You’ve probably already noticed that both of the above recipes use baking soda and contact lens solution to make slime. Most baking soda slime recipes rely on both ingredients.

 

The ratio of baking soda to contact lens solution you use affects the texture of your slime. Slime of all textures is fun to play with as it provides different sensory stimulation. Plus, kids like to experiment and see the different results.

 

  • For a thicker, grittier texture sometimes known as “sand slime,” use 1 tbsp baking soda and 1 tbsp contact lens solution to your 4-6 oz of glue.
  • For a stretchy but firmer texture, use ½ tbsp baking soda and 1-2 tbsp contact lens solution.

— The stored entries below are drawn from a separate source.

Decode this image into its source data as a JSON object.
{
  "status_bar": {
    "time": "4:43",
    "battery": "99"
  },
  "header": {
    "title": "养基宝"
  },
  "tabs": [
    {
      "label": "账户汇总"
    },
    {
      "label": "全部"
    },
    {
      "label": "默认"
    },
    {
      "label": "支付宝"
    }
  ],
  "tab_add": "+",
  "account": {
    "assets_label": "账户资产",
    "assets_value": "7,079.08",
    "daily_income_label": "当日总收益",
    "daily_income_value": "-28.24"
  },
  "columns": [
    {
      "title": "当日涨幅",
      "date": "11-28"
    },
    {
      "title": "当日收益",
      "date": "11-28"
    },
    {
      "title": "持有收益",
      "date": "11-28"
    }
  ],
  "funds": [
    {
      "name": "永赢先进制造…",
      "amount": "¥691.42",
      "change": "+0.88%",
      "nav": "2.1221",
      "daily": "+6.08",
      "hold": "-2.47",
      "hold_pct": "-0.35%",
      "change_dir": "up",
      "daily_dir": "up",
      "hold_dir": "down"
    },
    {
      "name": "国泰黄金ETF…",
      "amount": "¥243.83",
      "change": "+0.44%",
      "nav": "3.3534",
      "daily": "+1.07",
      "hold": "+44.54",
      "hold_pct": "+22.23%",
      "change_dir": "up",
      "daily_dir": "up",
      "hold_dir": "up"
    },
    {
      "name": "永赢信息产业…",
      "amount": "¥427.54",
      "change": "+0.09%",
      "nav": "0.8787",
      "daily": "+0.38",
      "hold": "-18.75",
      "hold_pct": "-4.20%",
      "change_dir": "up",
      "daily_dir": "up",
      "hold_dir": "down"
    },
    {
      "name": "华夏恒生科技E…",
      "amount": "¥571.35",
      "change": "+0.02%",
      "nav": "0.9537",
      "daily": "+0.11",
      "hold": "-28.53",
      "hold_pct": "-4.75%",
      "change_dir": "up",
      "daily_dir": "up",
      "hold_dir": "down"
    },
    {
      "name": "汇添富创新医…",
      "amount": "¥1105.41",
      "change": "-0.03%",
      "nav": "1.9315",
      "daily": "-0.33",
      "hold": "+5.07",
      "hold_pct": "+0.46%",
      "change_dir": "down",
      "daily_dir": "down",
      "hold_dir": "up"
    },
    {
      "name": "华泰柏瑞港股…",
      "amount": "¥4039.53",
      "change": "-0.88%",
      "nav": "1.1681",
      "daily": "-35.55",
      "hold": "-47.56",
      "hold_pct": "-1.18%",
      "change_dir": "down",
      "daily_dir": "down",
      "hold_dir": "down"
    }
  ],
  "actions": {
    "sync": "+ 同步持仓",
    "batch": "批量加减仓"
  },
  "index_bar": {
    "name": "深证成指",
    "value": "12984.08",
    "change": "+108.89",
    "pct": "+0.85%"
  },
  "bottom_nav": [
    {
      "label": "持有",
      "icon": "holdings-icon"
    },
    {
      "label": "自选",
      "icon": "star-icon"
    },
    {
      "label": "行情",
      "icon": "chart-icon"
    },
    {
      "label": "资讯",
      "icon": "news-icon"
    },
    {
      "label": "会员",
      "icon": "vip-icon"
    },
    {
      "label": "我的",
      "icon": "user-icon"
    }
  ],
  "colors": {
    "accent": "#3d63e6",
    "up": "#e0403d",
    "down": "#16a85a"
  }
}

Optional: 1 tbsp water.
  • For the ultimate in an oozier, gooier slime texture, use 1/4 tsp baking soda and 1 tbsp contact lens solution. Optional: 1 tbsp water.

 How to Make Slime with Baking Soda and Shampoo

 

If your kids are clamoring for slime but you don’t have any contact lens solution in the house, you can still make up a batch with this easy recipe using ingredients you have on hand. If you’re wondering how to make slime without contact lens solution, all you need is baking soda and shampoo or dish soap.

 

  • 1 cup Arm & Hammer baking soda
  • Shampoo or dish soap (about 1 tbsp)
  • Optional: food coloring

 

This slime recipe is imprecise, so don’t worry about being exact with your measurements. Pour the 1 cup baking soda into a bowl. Squirt approximately 1 tbsp of dish soap or shampoo into the baking soda and stir. The slime will have the color of the shampoo or dish soap; add food coloring if desired. Add more shampoo until you have a creamy substance.

 

If you accidentally add too much shampoo and your slime becomes too runny, add a pinch more baking soda. Experiment to obtain the texture you prefer. Plain shampoo works best, but it will still work with a 2-and-1 shampoo plus conditioner. The resulting texture will be softer and more slippery.

 

Borax vs. Baking Soda for Slime Recipes

 

Many slime recipes call for powdered borax diluted in water as the slime activator. However, borax is designed for cleaning and its own warning label cautions against prolonged contact with the skin. Furthermore, borax should not be ingested or come in contact with the eyes.

 

Since slime is meant to be played with, many parents are concerned about kneading, holding, and squishing slime that contains borax. In addition, young children often touch their eyes or put their fingers in their mouths during play. If your children have been squeezing slime that contains borax, there’s a chance they could get some into their eyes or tummies, or irritate their throats and lungs by inhaling the odor.

 

If you’re worried about the safety of slime that contains borax, you can use Arm & Hammer baking soda in your slime recipes instead. Baking soda slime is a good alternative to slime containing borax. Plus, you probably already have a box of baking soda in the house.

 

Why Slime is So Cool for Kids of All Ages

 

If you have kids or grandkids, you likely know about slime. The squishable, moldable, DIY polymer is popular with kids of all ages, and the appeal of kneading, twisting, and squeezing slime doesn’t show signs of slowing.

 

Slime is a non-Newtonian compound, which means it doesn’t behave like a solid or a liquid. It doesn’t have its own shape; slime will fill whatever container it is placed in. You can pick it up like a solid, but it oozes like a liquid. It is elastic and stretchy and will even bounce like a ball. No wonder kids are obsessed with it!

 

Slime is made when a polymer interacts with a gelling agent. Typical slime recipes call for clear or white PVA glue (the polymer) and an activator (gelling agent). The activator is usually powdered borax dissolved in water, liquid starch, eye drops, or contact lens solution.

 

When the activator and polymer are combined, a unique chemical reaction occurs creating that signature slime texture. The result: a combined substance with weak bonds that stretch before breaking and fascinate young and old for hours.